On 28 January 2011 18:34, Steve Allen <sla at ucolick.org> wrote:

> On Fri 2011-01-28T18:03:07 +0000, Stephen Colebourne hath writ:

>> JSR-310 addresses the definition of 1970-01-01Z (by defining the

>> TAI-UTC gap as fixed at 10 seconds prior to 1972.

>

> This is pointless silliness.  This is defining a time scale which did

> not exist and presuming that it can be used for something practical.

> It cannot.

>

> For any precision purposes TAI and UTC did not exist before

> 1972-01-01.  TAI only got its name in 1971, and the only way to access

> it prior to 1972-01-01 was by painstaking tabular lookup of the

> offsets of the time signal used for a time stamp.

>

> Until that instant the UTC being broadcast by the Soviet Union (and

> other stations) differed from other broadcasts by milliseconds.  I can

> go over to the library and find the BIH Circular with the exact

> number, but it was not small.

>

> Before 1972 the only practically available time scales were nebulously

> synchronized versions of UT.  Those are measures of earth rotation,

> suitable for subdividing the days of the calendar.  Presuming that

> they are suitable for any other purpose, or defining a general-purpose

> scheme to make use of them for precision purposes, is a mistake.

>

> All proleptic time scales are dangerous, for in the absence of a

> contemporary authority to define what they were, any one

> interpretation is likely to differ from another.


Yep, its pointless. But also essential.

In the same way, JSR-310 allows you to define an instant at nanosecond
precision beyond the age of the universe. Pointeless, but essential.

The decisions taken for a *usable* software library are going to be
different from those taken for detailed scientific applications.

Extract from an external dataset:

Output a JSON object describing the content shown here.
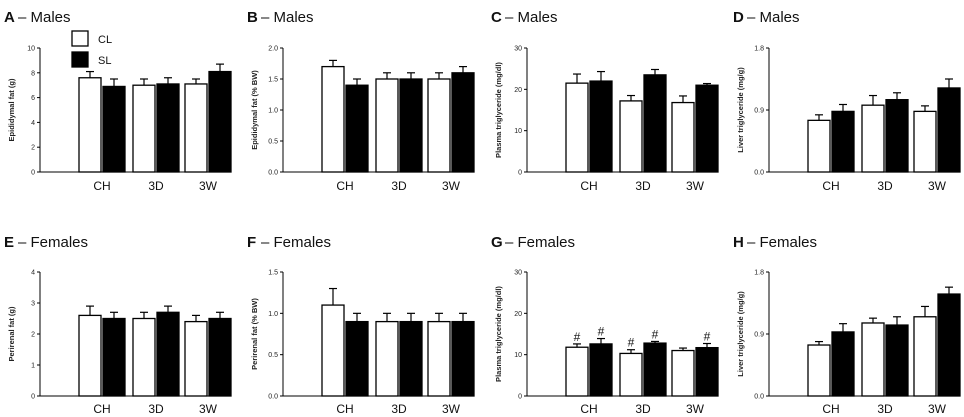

This definition means that, if anyone happens to ask, JSR-310 can
clearly state what the meaning of any point in time actually is in the
past. Now, that doesn't mean that the definition needs to correspond
with historical reality of whether TAI/UTC actually meant that or not
pre-1972. It just has to be defined clearly enough to be defined.

I'm not expecting this group to like the definition, just to
understand why its necessary, Of course, it might be that some
additional clarification text is needed, but a Java developer doesn't
really want a treatise on the historical messiness of time!